Step1: Definition of linear - pair

$\angle QUR$ and $\angle RUS$ form a linear - pair, so $m\angle QUR + m\angle RUS=180^{\circ}$.

Step2: Definition of linear - pair

$\angle RUS$ and $\angle SUT$ form a linear - pair, so $m\angle RUS + m\angle SUT = 180^{\circ}$.

Step3: Transitive property of equality

Since $m\angle QUR + m\angle RUS=180^{\circ}$ and $m\angle RUS + m\angle SUT = 180^{\circ}$, then $m\angle QUR + m\angle RUS=m\angle RUS + m\angle SUT$.

Step4: Subtraction property of equality

Subtract $m\angle RUS$ from both sides of the equation $m\angle QUR + m\angle RUS=m\angle RUS + m\angle SUT$, we get $m\angle QUR=m\angle SUT$.
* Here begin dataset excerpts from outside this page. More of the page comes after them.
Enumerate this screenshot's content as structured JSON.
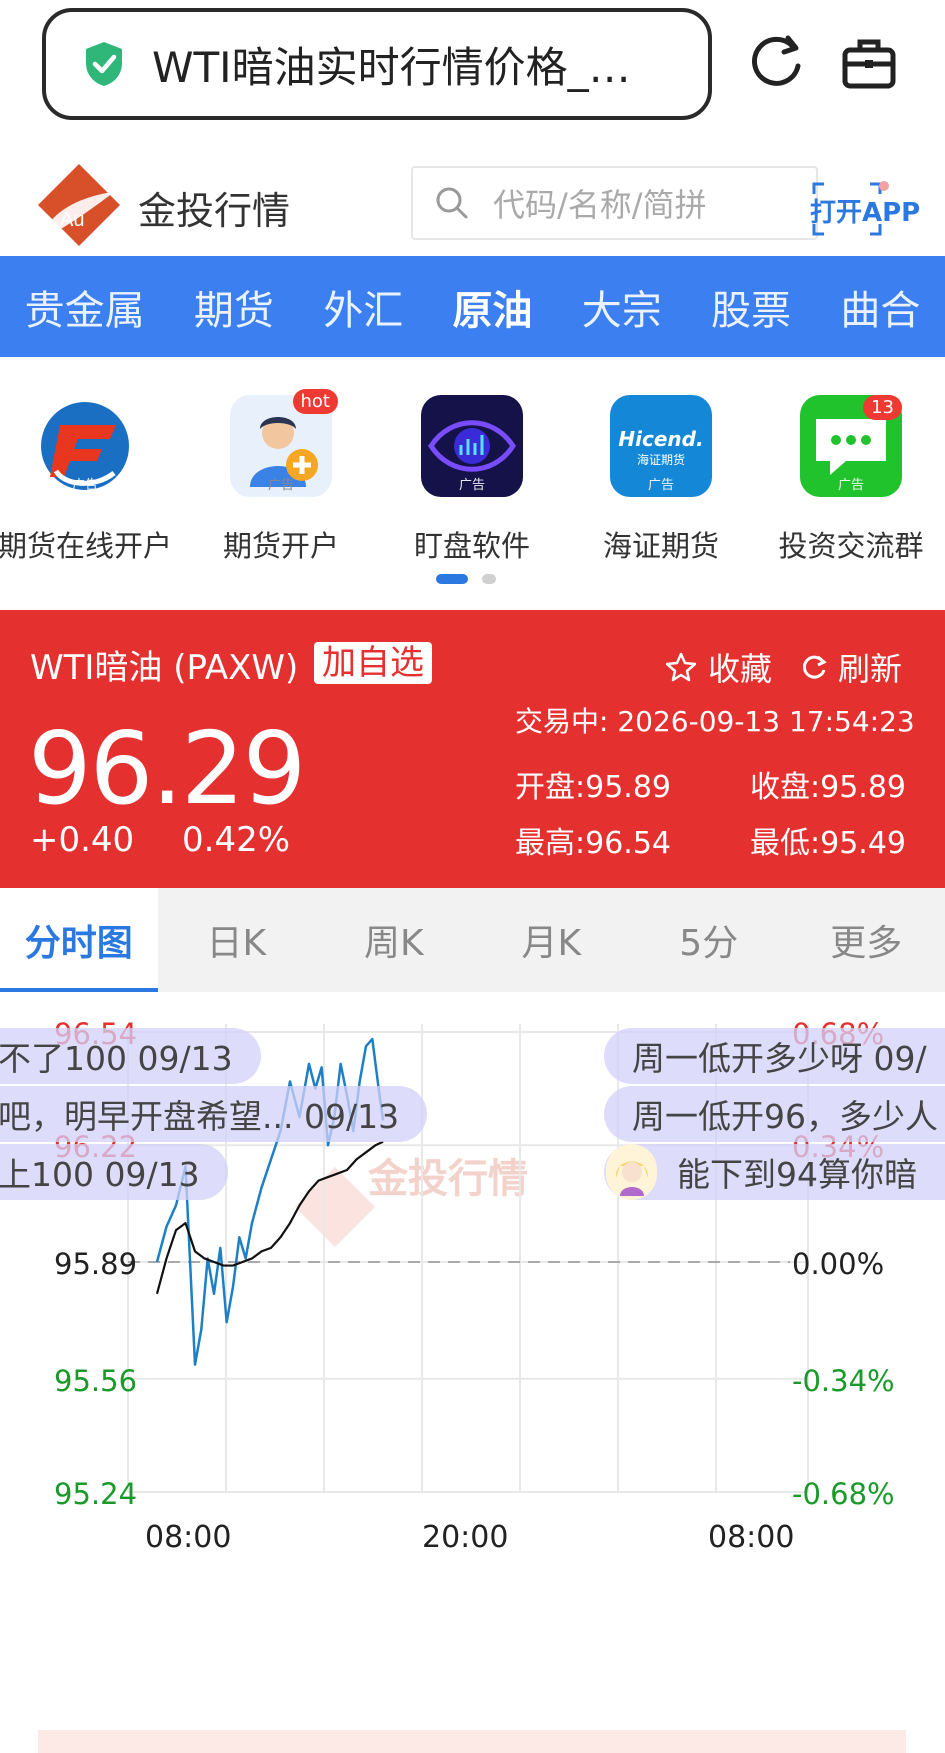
{
  "browser": {
    "url_title": "WTI暗油实时行情价格_…",
    "reload_icon": "reload-icon",
    "bag_icon": "briefcase-icon"
  },
  "header": {
    "brand": "金投行情",
    "logo_text": "Au",
    "search_placeholder": "代码/名称/简拼",
    "open_app": "打开APP"
  },
  "nav": {
    "items": [
      {
        "label": "贵金属"
      },
      {
        "label": "期货"
      },
      {
        "label": "外汇"
      },
      {
        "label": "原油"
      },
      {
        "label": "大宗"
      },
      {
        "label": "股票"
      },
      {
        "label": "曲合"
      }
    ],
    "active_index": 3
  },
  "apps": {
    "ad_tag": "广告",
    "items": [
      {
        "label": "期货在线开户",
        "icon": "futures-online-icon"
      },
      {
        "label": "期货开户",
        "icon": "futures-account-icon",
        "badge": "hot"
      },
      {
        "label": "盯盘软件",
        "icon": "eye-chart-icon"
      },
      {
        "label": "海证期货",
        "icon": "hicend-icon",
        "icon_text": "Hicend.",
        "icon_sub": "海证期货"
      },
      {
        "label": "投资交流群",
        "icon": "chat-icon",
        "badge": "13"
      }
    ],
    "page_count": 2,
    "active_page": 0
  },
  "quote": {
    "name": "WTI暗油 (PAXW)",
    "add_watch": "加自选",
    "favorite": "收藏",
    "refresh": "刷新",
    "status": "交易中: 2026-09-13 17:54:23",
    "price": "96.29",
    "change": "+0.40",
    "change_pct": "0.42%",
    "open": "开盘:95.89",
    "close": "收盘:95.89",
    "high": "最高:96.54",
    "low": "最低:95.49",
    "colors": {
      "up": "#e53030",
      "down": "#1a9a2a",
      "accent": "#2a78e0"
    }
  },
  "tabs": [
    {
      "label": "分时图"
    },
    {
      "label": "日K"
    },
    {
      "label": "周K"
    },
    {
      "label": "月K"
    },
    {
      "label": "5分"
    },
    {
      "label": "更多"
    }
  ],
  "chart": {
    "watermark": "金投行情",
    "comments_left": [
      "不了100 09/13",
      "吧，明早开盘希望... 09/13",
      "上100 09/13"
    ],
    "comments_right": [
      "周一低开多少呀 09/",
      "周一低开96，多少人",
      "能下到94算你暗"
    ]
  },
  "chart_data": {
    "type": "line",
    "title": "",
    "xlabel": "",
    "ylabel": "",
    "ylim": [
      95.24,
      96.54
    ],
    "y_ticks_left": [
      "96.54",
      "96.22",
      "95.89",
      "95.56",
      "95.24"
    ],
    "y_ticks_right": [
      "0.68%",
      "0.34%",
      "0.00%",
      "-0.34%",
      "-0.68%"
    ],
    "x_ticks": [
      "08:00",
      "20:00",
      "08:00"
    ],
    "reference_value": 95.89,
    "series": [
      {
        "x": [
          "06:00",
          "06:30",
          "07:00",
          "07:30",
          "08:00",
          "08:20",
          "08:40",
          "09:00",
          "09:20",
          "09:40",
          "10:00",
          "10:20",
          "10:40",
          "11:00",
          "11:30",
          "12:00",
          "12:30",
          "13:00",
          "13:30",
          "14:00",
          "14:20",
          "14:40",
          "15:00",
          "15:20",
          "15:40",
          "16:00",
          "16:20",
          "16:40",
          "17:00",
          "17:20",
          "17:40",
          "17:54"
        ],
        "values": [
          95.89,
          95.99,
          96.05,
          96.16,
          95.6,
          95.7,
          95.9,
          95.8,
          95.93,
          95.72,
          95.82,
          95.96,
          95.9,
          96.0,
          96.1,
          96.18,
          96.26,
          96.4,
          96.3,
          96.45,
          96.38,
          96.44,
          96.22,
          96.3,
          96.45,
          96.36,
          96.26,
          96.4,
          96.5,
          96.52,
          96.38,
          96.29
        ]
      },
      {
        "x": [
          "06:00",
          "06:30",
          "07:00",
          "07:30",
          "08:00",
          "08:30",
          "09:00",
          "09:30",
          "10:00",
          "10:30",
          "11:00",
          "11:30",
          "12:00",
          "12:30",
          "13:00",
          "13:30",
          "14:00",
          "14:30",
          "15:00",
          "15:30",
          "16:00",
          "16:30",
          "17:00",
          "17:30",
          "17:54"
        ],
        "values": [
          95.8,
          95.9,
          95.98,
          96.0,
          95.92,
          95.9,
          95.89,
          95.88,
          95.88,
          95.89,
          95.9,
          95.92,
          95.93,
          95.96,
          96.0,
          96.05,
          96.09,
          96.12,
          96.13,
          96.14,
          96.15,
          96.18,
          96.2,
          96.22,
          96.23
        ]
      }
    ],
    "colors": [
      "#1f7fc4",
      "#111111"
    ],
    "grid": true
  }
}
Step5: Definition of congruent angles

If $m\angle QUR=m\angle SUT$, then $\angle QUR\cong\angle SUT$ by the definition of congruent angles (angles with equal measures are congruent).

Answer:

1. Reason: Linear - pair postulate
2. Reason: Linear - pair postulate
3. Reason: Transitive property of equality
4. Reason: Subtraction property of equality
5. Reason: Definition of congruent angles